En premier lieu, l’aspect extérieur des agences a été très travaillé. Or cela reste rare en Occident, où l’on s’est surtout attacher à modifier l’intérieur des agences. Certes, des contraintes liées à l’implantation des agences, notamment dans les centres villes, l’expliquent sans doute en large partie. Mais il semble bien que les banques n’y aient pas particulièrement songé pour la plupart. Du coup, bien des transformations qu’elles ont engagées dans leurs agences sont passées complètement inaperçues aux yeux du public en général ! « Au Japon, souligne Emmanuelle Moureaux, les banques ont des agences froides, très strictes. Du dehors, on ne voit pas l’intérieur. Il faut du courage pour y entrer ! » C’est précisément cette barrière qui a ici été levée.
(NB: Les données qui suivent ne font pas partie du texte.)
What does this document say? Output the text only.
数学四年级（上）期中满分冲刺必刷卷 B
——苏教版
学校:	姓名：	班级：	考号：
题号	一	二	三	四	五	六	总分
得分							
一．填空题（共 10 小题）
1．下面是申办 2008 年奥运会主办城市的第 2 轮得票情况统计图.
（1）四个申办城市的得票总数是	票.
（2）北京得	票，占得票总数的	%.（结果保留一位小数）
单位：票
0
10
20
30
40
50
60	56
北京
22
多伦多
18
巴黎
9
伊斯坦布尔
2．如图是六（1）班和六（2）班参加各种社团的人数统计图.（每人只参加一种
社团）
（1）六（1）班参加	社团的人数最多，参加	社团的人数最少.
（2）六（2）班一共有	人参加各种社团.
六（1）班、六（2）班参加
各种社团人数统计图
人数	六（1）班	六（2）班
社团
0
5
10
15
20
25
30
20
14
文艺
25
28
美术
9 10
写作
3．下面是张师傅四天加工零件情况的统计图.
Second élément différenciant : le design intérieur prolonge l’architecture extérieure et commande l’aménagement des lieux, à travers un concept global qui permet une très grande diversité de réalisation pour chaque agence. Pour la majorité des banques, c’est en général le contraire qui s’impose (même s’il y a des contre-exemples). Il n’y a pas de démarche esthétique d’ensemble. On part de partis-pris fonctionnels (créer un espace « cosy », une agence « phygitale », …), que le design habille ensuite comme il peut, tout en limitant les coûts. On se retrouve ainsi souvent avec des agences qui, au sein d’un même réseau et même d’une enseigne à l’autre, affichent finalement une grande uniformité.
Enfin, il est frappant de constater que les agences d’Emmanuelle Moureaux n’ont quasiment pas d’enseigne. Leur façade est suffisamment originale pour servir d’enseigne. C’est encore une fois pratiquement le contraire chez nous, où seules leurs enseignes distinguent des agences bancaires dont les façades, souvent alignées pratiquement les unes à côté des autres dans les villes, se ressemblent toutes. Faut-il s’étonner dès lors que le public, comme toutes les études le montrent, s’il reconnait les différentes marques de banques, a largement tendance à croire que celles-ci proposent toutes la même chose ? Certes, il peut paraitre difficile d’appliquer ce principe à l’échelle de réseaux de plusieurs dizaines ou centaines d’agences mais peu de banques y ont songé ne serait-ce que pour leurs agences flagship. En regard, avec les agences de la Sugamo Shinkin Bank, beaucoup de visiteurs, non clients, ont été tentés de pousser la porte. Pour voir. Découvrir. Ce qui redonne aux agences un sens de relais urbains distinctifs, à l’heure où se pose la question de leur insertion dans les villes connectées à venir.
« En débarquant à Tokyo, ce fut un peu comme si je voyais les couleurs pour la première fois ! », confie Emmanuelle Moureaux, qui a conçu des agences comme on n’en avait jamais vues.